It is time for impact valuation to be scaled up and scaled broad

About the author

Alvar Bucher is the Operations Manager for the Social, Environmental and Economic (SEE) impact valuation at Novartis. He holds master’s degree in economics from the University of Basel and soon a master’s degree in epidemiology from the Swiss Tropical and Public Health Institute. Prior to joining Novartis, Alvar held roles in Finance in small and medium size enterprises.

The importance of valuing impact

Impact is 'a change in an aspect of people’s wellbeing or the condition of the natural environment caused by an organization'. By this definition from the G7 Impact Taskforce, measuring inputs, outputs, and outcomes of business activities is important but not sufficient. Only measuring impacts will indicate what matters most to stakeholders and society at large. Impact valuation is increasingly gaining strategic importance in business steering and target setting for companies and decision-makers such as investors and government stakeholders. 

As a co-founder of the Value Balancing Alliance (VBA), Novartis is at the forefront of the evolving field of non-financial or Environmental, Social, and Governance (ESG) reporting. Novartis started measuring and valuing Social, Environmental, and Economic (SEE) impacts in 2015. Impact valuation metrics are based on material topics identified through the Novartis materiality assessment. Articulating the impact of Novartis business activities on society and the environment in monetary terms has elevated ESG themes across core business functions. It is through this monetization that impact valuation enables comparability, can support decision-making processes and increases transparency towards external stakeholders especially in relation to an organization’s performance.

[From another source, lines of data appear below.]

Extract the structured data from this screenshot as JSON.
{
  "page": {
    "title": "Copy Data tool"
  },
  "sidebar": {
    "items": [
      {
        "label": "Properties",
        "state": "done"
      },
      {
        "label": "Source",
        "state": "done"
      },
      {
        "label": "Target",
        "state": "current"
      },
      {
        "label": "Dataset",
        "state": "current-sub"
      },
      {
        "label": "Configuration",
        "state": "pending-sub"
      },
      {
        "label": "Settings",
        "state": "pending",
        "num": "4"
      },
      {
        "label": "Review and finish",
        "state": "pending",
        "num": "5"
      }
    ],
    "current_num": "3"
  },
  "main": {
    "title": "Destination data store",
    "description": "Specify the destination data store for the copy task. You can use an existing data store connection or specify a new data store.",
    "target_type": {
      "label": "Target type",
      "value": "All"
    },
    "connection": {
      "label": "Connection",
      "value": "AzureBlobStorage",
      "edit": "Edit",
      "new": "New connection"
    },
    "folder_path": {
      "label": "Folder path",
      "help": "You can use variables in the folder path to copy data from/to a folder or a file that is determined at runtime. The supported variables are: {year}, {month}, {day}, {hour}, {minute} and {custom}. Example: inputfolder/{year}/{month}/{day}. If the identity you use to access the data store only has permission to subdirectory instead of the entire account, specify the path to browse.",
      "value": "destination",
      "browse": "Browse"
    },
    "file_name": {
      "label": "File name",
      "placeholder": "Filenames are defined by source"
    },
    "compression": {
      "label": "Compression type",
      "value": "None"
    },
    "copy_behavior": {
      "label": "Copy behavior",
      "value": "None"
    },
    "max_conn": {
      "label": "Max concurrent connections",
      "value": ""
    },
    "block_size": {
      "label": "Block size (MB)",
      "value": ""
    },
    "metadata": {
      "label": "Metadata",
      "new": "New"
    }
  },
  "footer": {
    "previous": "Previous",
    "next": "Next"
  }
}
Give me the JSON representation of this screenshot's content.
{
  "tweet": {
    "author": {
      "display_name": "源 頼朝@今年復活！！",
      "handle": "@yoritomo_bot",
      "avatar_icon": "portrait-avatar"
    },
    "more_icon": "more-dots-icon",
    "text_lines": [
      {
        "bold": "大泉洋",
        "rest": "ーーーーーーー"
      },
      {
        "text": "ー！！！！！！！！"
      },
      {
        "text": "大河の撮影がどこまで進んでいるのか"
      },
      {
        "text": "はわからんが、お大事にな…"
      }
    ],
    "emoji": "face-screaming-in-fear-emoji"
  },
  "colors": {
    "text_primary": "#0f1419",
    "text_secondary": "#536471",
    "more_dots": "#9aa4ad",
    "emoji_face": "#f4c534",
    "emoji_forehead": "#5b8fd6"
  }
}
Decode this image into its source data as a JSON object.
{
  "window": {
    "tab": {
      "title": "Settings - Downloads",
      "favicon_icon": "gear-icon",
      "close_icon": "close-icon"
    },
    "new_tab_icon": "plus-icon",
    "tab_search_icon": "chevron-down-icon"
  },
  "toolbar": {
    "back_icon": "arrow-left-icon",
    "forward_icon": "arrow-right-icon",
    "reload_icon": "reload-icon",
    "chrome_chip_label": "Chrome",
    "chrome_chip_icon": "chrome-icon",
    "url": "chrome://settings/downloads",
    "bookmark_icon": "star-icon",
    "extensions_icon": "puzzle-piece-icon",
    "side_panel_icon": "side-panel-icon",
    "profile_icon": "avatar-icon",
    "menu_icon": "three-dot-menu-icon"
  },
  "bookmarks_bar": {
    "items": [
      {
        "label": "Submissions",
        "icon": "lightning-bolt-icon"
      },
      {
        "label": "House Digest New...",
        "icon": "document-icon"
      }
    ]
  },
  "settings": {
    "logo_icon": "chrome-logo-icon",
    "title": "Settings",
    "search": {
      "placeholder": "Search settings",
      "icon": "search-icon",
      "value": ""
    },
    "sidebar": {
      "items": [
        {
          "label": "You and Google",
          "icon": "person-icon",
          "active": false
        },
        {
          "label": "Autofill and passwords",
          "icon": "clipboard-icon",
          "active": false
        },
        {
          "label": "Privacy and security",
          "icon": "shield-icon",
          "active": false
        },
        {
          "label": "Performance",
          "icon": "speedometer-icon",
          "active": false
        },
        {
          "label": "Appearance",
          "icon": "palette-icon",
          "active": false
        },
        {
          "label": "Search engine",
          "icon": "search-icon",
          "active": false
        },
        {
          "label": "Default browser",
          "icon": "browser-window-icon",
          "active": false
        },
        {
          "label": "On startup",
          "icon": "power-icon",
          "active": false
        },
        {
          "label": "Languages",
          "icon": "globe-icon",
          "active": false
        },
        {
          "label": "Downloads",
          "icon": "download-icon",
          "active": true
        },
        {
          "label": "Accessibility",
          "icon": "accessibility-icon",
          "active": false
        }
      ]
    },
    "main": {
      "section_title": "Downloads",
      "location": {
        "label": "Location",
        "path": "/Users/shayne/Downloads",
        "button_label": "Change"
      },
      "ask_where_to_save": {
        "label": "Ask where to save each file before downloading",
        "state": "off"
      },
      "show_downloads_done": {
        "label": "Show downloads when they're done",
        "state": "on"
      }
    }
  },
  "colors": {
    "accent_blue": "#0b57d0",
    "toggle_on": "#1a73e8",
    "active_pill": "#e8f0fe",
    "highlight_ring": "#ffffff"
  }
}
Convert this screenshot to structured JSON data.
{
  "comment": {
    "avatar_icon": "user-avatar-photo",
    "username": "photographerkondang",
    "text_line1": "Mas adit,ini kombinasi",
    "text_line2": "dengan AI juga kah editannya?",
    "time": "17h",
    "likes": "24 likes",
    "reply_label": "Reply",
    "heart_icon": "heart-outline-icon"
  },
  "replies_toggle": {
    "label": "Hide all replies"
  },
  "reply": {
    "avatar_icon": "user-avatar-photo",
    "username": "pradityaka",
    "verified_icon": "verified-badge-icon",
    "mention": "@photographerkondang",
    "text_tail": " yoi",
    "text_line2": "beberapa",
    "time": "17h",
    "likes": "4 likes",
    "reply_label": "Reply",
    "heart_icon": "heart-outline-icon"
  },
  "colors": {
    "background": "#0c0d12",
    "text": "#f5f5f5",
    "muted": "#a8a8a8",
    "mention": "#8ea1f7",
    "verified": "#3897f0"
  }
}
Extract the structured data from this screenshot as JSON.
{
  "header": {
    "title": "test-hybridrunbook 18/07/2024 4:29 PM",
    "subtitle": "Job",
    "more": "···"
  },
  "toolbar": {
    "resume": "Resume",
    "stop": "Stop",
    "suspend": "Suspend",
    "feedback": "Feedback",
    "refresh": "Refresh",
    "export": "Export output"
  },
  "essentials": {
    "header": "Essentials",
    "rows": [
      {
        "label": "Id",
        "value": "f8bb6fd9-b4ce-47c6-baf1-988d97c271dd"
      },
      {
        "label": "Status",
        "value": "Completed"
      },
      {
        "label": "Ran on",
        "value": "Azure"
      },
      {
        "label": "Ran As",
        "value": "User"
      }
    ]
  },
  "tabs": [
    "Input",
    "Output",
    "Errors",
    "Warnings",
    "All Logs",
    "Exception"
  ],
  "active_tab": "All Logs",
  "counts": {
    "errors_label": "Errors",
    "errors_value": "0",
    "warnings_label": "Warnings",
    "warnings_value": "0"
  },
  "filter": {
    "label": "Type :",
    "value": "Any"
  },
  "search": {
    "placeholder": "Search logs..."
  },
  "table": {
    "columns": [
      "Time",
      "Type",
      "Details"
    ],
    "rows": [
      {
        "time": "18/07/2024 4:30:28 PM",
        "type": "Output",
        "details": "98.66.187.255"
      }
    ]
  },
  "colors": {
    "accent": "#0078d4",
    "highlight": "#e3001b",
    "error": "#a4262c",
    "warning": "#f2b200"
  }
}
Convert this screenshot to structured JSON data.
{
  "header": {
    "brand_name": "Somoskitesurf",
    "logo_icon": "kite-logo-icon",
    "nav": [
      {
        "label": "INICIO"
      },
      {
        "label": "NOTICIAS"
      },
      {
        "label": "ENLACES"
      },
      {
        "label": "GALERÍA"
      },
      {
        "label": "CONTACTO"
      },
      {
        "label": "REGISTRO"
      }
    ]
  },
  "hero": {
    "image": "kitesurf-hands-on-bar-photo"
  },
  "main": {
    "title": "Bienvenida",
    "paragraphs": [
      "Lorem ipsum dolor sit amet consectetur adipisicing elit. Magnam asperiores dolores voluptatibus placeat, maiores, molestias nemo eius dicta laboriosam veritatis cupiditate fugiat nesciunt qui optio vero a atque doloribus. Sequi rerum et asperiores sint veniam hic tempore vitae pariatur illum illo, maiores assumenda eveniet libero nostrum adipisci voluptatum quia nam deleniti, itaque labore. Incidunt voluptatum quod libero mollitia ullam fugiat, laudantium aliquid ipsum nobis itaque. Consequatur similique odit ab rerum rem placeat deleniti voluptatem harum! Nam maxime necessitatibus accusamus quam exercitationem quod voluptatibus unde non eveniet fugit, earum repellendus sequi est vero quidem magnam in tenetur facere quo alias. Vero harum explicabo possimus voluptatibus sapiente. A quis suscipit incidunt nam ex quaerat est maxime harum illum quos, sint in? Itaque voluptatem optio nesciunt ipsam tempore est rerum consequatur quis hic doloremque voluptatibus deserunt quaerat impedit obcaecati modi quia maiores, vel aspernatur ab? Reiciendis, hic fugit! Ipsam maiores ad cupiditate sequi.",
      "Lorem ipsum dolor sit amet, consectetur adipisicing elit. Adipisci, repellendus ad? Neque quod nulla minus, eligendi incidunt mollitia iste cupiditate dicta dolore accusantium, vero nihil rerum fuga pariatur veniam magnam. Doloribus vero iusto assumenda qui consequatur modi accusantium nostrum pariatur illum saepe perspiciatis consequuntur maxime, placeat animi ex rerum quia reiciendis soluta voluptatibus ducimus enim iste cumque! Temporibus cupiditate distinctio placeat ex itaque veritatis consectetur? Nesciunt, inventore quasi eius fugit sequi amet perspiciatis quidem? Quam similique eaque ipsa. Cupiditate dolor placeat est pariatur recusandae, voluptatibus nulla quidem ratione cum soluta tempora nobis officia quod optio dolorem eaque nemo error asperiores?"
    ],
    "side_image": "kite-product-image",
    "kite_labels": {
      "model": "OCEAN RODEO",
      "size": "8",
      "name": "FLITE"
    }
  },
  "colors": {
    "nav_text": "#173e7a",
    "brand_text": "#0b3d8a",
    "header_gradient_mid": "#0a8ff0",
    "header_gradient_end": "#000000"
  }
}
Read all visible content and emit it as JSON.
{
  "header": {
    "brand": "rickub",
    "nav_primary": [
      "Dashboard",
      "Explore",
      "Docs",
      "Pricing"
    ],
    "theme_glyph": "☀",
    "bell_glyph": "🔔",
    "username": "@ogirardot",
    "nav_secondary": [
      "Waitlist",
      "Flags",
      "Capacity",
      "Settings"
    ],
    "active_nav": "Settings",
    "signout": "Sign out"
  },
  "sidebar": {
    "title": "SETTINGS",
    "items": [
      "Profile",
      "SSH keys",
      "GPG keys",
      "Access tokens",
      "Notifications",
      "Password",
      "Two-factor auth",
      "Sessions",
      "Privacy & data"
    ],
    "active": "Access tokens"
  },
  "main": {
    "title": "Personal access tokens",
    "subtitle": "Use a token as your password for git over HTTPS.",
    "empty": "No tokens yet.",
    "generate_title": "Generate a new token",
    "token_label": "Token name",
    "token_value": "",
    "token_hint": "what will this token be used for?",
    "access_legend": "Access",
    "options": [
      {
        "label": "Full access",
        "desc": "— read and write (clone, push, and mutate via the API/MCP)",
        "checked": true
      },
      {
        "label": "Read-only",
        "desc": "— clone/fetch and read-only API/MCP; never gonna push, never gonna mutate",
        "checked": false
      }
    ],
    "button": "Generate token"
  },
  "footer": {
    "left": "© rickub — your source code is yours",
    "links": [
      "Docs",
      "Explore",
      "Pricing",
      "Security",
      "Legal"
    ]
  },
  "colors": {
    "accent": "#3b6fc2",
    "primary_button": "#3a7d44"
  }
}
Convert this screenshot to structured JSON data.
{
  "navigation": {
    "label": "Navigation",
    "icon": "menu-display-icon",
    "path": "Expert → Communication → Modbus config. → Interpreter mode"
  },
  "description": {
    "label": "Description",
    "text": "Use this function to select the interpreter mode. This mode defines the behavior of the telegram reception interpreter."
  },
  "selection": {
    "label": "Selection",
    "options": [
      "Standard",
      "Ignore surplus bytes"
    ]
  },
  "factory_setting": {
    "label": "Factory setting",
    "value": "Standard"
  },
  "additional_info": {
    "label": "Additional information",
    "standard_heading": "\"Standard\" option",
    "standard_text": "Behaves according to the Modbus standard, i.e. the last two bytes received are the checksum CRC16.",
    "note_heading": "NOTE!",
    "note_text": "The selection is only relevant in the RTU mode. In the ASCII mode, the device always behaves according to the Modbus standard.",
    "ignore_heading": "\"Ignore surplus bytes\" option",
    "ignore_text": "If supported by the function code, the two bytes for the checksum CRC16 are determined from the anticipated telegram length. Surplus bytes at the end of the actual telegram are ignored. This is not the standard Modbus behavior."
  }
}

Impact valuation is increasingly gaining strategic importance in business steering and target setting for companies and decision-makers

The industry-specific impact indicator

Apart from the environmental and economic sphere, a company’s reason for being - its purpose - needs to be captured as an essential part of any holistic impact valuation. The underlying question to define the industry-specific impact indicator is an inherent understanding of what a company produces to solve a specific problem. The indicator at hand for this task can broadly be referred to as the impact of products or services. For Novartis, the social impact of medicines together with the human capital impacts forms the 'total social impact' of the SEE impact valuation framework (note that the VBA covers all indicators, except the social impact of products). 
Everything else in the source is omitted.